Demographical, clinical, immunological characteristics of the population of primary Sjögren's syndrome patients with cognitive complaints.

			Available data
Demographical characteristics
Female (n, %)	31	97.0%	32
Age at diagnosis, years (median, [IQR])	54	[45–63]	32
Age at neurocognitive evaluation, years (median, [IQR])	58	[51–69]	32
Educational level (n, %)
Illiterate	0	0.0%	32
Primary education level	7	21.9%
Secondary education level	6	18.8%
Bachelor or higher degree	19	59.4%
Sjögren’s disease characteristics
Disease organ involvement (n, %)
Skin	11	34.4%	32
Rheumatological	13	40.6%	32
Neurological	5	15.6%	32
Lung	7	21.9%	32
Cardiac	2	6.3%	32
ANA positivity (n, %)	24	75.0%	32
Anti-SSa and/or anti-SSb positivity (n, %)	12	37.5%	32
Salivary gland biopsy positivity (n, %)	26	86.6%	30
Past or current immunosuppressive treatments (n, %)
Hydroxychloroquine	14	43.7%	32
Methotrexate	1	3.1%	32
Salazopyrine	1	3.1%	32
Disease activity scores
ESSPRI (mean ± SD, median [IQR])	6.2 ± 2.0	7 [2.7–9]	27
ESSDAI (mean ± SD, median [IQR])	2.5 ± 3.8	0 [0–13]	32
Cardiovascular risk factors
Tobacco use (n, %)	2	6.3%	32
High blood pressure (n, %)	8	25.0%	32
Diabetes (n, %)	3	9.4%	32
Stroke (n, %)	0	0.0%	32

n number of patients, ANA antinuclear Antibody, ESSDAI EULAR Sjögren's syndrome disease activity index, ESSPRI EULAR Sjogren's syndrome patient reported index, IQR interquartile range.

Neuropsychological assessments

Eighty-six percent of patients presented an abnormal memory complaint according to Mac Nair scale or Cognitive complaint questionnaire. A cognitive impairment was identified in all patients (Table 2). In total, 84% of patients exhibited borderline or pathological scores for memory functions, 94% for executive functions, and 30% for instrumental functions.

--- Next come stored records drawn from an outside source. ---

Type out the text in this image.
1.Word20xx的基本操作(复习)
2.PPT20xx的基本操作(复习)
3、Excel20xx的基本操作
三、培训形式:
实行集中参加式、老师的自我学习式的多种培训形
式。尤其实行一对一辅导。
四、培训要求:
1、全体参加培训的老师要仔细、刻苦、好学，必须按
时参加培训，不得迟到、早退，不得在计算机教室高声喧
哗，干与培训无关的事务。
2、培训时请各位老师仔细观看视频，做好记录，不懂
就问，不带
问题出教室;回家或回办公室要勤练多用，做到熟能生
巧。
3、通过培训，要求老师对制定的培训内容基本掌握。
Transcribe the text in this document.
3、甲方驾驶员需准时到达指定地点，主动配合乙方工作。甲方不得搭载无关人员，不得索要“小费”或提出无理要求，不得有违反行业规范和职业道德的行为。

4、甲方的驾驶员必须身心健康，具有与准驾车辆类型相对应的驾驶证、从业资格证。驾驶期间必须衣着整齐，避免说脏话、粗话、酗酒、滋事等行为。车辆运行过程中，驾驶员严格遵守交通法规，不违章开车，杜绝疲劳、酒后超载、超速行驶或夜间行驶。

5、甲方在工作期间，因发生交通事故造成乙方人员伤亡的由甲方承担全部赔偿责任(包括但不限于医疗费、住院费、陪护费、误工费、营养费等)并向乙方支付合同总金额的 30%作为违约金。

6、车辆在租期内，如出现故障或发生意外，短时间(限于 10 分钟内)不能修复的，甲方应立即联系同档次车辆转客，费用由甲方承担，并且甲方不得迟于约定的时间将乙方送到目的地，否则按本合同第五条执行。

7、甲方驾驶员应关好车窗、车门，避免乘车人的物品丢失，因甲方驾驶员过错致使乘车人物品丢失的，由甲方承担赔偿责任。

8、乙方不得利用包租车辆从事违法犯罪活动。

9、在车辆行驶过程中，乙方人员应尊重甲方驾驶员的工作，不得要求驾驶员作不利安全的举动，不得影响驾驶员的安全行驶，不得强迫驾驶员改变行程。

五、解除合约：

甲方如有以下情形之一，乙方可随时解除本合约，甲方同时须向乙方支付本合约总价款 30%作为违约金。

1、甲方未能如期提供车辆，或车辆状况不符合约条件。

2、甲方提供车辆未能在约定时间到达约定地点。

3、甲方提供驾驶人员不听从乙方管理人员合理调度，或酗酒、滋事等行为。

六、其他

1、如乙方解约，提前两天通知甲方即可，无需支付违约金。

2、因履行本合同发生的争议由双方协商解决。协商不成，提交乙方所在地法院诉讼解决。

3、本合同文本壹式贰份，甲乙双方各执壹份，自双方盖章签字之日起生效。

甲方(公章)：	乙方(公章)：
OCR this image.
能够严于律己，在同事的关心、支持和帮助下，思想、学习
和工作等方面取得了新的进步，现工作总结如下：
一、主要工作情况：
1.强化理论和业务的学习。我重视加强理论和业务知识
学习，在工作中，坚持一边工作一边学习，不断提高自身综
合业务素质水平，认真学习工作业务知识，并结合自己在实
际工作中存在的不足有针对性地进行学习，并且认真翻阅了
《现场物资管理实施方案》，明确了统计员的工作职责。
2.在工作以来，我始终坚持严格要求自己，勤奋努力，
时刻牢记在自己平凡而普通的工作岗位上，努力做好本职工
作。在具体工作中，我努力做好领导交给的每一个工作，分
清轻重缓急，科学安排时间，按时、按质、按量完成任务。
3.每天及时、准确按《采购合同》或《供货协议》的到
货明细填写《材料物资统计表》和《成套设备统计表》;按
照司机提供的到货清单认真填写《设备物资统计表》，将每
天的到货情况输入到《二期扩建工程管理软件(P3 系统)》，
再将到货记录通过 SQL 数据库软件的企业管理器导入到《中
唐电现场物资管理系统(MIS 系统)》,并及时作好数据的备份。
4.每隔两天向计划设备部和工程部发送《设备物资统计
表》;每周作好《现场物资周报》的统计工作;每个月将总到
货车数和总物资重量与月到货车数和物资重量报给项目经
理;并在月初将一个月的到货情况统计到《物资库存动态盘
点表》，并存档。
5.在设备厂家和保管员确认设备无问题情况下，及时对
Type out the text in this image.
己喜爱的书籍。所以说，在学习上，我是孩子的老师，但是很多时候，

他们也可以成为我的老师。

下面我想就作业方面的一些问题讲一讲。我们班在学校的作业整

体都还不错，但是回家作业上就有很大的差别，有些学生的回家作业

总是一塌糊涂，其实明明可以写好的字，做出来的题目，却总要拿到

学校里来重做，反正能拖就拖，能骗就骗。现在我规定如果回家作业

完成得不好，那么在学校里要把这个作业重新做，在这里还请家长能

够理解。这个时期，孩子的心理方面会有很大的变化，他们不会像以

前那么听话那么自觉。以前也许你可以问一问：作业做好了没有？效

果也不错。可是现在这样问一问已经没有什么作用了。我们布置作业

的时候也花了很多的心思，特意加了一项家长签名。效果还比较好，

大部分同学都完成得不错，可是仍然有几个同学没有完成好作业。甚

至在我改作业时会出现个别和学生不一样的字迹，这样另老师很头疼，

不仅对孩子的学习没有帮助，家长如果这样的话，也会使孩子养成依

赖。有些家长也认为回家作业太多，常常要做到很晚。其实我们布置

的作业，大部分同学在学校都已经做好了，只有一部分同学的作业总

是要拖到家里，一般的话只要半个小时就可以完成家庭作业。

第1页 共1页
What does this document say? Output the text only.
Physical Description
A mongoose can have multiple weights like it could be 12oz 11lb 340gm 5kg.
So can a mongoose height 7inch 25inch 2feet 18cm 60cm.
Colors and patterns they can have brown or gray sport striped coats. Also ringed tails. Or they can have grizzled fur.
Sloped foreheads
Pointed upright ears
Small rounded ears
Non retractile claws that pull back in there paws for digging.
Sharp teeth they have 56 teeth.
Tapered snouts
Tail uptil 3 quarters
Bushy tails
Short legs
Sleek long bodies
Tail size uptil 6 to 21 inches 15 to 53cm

Fifty-three percent of patients exhibited a pathological neurocognitive profile in at least one cognitive function. Thirty-seven percent of them exhibited pathological memory functions, 22% pathological executive functions, and 17% pathological instrumental functions (some exhibited overlapping profiles) (Fig. 1). The praxis were not significantly affected, apart from the visuoconstructive praxis for a few subjects, probably due to impaired visuospatial skills. Details including thresholds values of each test are shown in Supplementary Table 2.

Table 2

Neurocognitive profiles of primary Sjögren’s syndrome patients with memory complaints: global cognitive abilities, memory functions abilities, executive functions abilities, instrumental functions abilities.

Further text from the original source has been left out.